Anfang April 1919 schließt sich die Belegschaft auch dem Streik gegen den Belagerungszustand an, der von der Regierung gegen die Gewalt der Räte über das Ruhrgebiet verhängt worden ist.

Im zehnköpfigen Arbeiterausschuß der Zeche sind fünf Mitglieder des Alten Verbandes, zwei Mann des Christlichen Gewerkvereins, zwei Mann des Polnischen Verbandes und ein Mann vom Metallarbeiterverband.

Anbau mit Haupteingang

Im Herbst 1919 wird eine Zeichnung zum Umbau des nordsüd-gestreckten Büro- und Kauengebäudes und zum Anbau eines Bauflügels für die Markenstube straßenseitig nach Westen eingebracht. Weil das künftige Fördermaschinengebäude Schacht 2 dazu zwingen würde, die Diensträume von Betriebsdirektor, Maschineningenieur, Bauabteilung und Kaufleuten dauernd künstlich zu beleuchten, sollen diese in dem neuen Flügel Platz finden. Die alten Räume sollen Materiallager werden.
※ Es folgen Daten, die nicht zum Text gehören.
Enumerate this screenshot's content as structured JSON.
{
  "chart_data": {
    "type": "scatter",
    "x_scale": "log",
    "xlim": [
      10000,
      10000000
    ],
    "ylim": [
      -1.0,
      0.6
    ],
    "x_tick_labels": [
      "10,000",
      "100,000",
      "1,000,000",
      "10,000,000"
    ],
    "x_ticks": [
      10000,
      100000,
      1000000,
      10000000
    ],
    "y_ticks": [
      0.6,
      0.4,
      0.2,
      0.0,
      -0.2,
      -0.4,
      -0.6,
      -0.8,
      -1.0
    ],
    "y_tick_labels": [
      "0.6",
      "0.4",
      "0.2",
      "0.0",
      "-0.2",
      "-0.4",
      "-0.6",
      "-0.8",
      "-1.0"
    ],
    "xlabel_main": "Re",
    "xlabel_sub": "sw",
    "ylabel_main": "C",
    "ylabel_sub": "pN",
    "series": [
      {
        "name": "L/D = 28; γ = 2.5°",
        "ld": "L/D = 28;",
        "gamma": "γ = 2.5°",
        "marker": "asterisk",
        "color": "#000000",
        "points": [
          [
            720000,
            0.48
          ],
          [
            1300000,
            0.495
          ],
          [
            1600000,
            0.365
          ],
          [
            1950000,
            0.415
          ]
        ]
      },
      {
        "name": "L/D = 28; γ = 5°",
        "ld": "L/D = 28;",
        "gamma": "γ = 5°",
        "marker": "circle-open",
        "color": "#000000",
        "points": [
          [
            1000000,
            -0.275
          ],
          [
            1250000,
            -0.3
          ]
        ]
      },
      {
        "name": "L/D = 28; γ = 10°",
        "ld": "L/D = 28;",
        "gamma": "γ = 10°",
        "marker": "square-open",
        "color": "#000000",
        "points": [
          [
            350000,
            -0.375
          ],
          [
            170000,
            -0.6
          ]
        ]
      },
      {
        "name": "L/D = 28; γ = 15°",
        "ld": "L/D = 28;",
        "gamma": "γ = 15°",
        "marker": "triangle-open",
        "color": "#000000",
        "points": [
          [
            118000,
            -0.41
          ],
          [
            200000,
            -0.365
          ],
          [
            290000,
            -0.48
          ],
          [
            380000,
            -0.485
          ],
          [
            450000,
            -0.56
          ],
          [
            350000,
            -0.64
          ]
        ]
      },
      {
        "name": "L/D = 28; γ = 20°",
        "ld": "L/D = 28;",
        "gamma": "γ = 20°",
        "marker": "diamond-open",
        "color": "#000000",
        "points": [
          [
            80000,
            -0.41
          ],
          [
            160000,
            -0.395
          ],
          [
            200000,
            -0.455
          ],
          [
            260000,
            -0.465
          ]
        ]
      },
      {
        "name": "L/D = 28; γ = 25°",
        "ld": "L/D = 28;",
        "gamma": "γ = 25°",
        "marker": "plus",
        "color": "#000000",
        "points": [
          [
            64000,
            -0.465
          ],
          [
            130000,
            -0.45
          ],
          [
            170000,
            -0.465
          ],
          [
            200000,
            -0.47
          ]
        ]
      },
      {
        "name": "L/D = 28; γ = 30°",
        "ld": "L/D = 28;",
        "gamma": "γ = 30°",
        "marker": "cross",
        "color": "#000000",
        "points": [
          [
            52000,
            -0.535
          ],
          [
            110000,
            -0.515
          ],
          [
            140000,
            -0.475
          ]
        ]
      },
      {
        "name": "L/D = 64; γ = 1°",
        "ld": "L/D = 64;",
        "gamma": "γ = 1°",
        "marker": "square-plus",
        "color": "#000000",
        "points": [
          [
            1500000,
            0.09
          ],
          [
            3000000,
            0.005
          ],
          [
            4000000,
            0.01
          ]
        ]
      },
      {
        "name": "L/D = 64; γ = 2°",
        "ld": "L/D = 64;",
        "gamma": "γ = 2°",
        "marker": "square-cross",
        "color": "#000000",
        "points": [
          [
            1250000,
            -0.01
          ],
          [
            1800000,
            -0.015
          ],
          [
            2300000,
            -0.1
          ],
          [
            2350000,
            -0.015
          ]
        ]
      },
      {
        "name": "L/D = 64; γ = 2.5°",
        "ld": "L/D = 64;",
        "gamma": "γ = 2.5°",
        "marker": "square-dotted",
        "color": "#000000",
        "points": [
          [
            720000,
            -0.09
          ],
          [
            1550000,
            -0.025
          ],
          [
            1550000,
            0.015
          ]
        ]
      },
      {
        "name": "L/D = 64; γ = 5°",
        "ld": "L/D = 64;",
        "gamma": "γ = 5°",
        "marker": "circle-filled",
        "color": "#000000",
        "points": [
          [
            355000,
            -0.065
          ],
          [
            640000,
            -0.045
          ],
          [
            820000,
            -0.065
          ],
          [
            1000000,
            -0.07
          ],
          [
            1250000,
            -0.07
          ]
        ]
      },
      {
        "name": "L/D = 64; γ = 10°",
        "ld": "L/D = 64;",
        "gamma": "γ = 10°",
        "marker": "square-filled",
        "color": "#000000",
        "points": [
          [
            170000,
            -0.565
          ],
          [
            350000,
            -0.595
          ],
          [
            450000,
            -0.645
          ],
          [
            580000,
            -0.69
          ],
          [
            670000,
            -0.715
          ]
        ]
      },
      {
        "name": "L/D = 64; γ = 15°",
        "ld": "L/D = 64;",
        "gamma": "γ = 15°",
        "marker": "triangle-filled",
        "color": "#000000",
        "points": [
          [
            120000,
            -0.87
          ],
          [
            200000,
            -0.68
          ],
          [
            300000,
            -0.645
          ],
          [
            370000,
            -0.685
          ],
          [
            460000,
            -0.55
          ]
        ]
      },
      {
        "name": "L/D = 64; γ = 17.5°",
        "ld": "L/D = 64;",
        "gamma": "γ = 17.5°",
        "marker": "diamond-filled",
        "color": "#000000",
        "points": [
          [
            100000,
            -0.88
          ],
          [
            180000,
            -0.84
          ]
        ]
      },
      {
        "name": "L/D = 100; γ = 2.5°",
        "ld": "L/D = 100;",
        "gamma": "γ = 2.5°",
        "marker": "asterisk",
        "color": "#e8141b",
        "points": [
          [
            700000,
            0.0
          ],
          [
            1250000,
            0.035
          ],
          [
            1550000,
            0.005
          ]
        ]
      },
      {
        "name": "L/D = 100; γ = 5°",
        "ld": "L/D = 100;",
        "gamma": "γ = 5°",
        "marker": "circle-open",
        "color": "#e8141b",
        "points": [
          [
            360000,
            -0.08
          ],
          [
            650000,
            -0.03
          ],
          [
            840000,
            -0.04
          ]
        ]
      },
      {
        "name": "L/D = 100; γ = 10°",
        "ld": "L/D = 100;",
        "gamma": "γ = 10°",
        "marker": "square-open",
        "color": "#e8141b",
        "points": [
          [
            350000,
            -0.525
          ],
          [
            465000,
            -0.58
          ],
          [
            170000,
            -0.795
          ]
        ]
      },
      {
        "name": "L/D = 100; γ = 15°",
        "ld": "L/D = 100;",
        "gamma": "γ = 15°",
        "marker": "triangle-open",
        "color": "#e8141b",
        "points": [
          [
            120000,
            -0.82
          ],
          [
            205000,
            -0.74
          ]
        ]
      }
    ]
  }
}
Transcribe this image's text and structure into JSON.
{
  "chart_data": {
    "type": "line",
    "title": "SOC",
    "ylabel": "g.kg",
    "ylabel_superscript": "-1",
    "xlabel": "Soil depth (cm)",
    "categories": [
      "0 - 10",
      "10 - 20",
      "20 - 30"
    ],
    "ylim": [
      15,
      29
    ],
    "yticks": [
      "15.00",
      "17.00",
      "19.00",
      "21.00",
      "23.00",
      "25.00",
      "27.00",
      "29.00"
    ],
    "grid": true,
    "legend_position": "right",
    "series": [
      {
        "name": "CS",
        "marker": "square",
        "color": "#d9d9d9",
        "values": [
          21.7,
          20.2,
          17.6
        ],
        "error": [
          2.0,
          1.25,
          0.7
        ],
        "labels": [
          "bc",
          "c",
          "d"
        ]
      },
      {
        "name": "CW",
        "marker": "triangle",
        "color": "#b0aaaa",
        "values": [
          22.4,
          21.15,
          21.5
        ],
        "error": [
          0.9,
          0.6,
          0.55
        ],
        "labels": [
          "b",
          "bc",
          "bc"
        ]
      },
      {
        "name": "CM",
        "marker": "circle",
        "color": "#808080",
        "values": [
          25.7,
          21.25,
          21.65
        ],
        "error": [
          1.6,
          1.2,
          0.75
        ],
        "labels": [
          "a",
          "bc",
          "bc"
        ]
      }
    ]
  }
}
Durch Arbeitskämpfe gibt es 1919 nur 270 Arbeitstage. Trotz Ansteigens der Belegschaft um rd. 750 auf rd. 2.850 Mann fällt die Jahresfördermenge um 117.240 Tonnen auf 385.798 Tonnen Kohlen und die Kokserzeugung um rd.58.520 auf 273.403 Tonnen. Die Leistung ist auf 0,48 Tonnen Kohlen je Mann und Schicht gefallen. Gewinne der Kokerei- und Nebenbetriebe sollen in den Jahren 1918/19 Verluste des Grubenbetriebes wettgemacht haben. Die Löhne sind gegen das Vorjahr mit 19,53 Mark fast doppelt und der Verkaufspreis je Tonne Kohlen ist mit 48,54 Mark gegenüber dem Vorjahr fast fünfmal so hoch.

Das zuständige Bergrevier Ost-Recklinghausen übernimmt 1919 Erster Bergrat Jacobs als Nachfolger von Erster Bergrat Hollender, der als Bergwerksdirektor zur Gewerkschaft König Ludwig geht.

Im Februar 1920 wird das Betriebsrätegesetz erlassen. Als Ausgleich für die geforderte 6-Stunden-Schicht wird ein "Überschichtenabkommen" abgeschlossen: es sieht vor, Mehrarbeit mit 100% zu vergüten und mehr Brot und Fett zuzuteilen.

Im März 1920 lehnen die Gewerken eine von den Rheinischen Stahlwerken angebotene 30-jährige Interessengemeinschaft ab, nach der sie diesen eine oder mehrere Zechen der Gewerkschaft Ewald zur teilweisen Deckung ihres Hüttenselbstverbrauches überlassen sollen; die Zechen der Gewerkschaft Ewald bleiben "reine Zechen". Dem Beschluß gehen Ertragsvergleiche zwischen Ewald-Kuxen und Rheinstahlaktien voraus. Danach beläuft sich die einfach zusammengerechnete Ausbeute je Ewald-Kux von 1900 bis einschließlich 1920 auf 36.800 Mark mit Schwankungen zwischen 3.000 Mark je Kux in den Jahren 1907 und 1908 und 900 Mark je Kux 1915. Der Kurs je Kux beträgt 17.000 Mark im Jahre 1900 und wird 1920 mit 135.000Mark angegeben.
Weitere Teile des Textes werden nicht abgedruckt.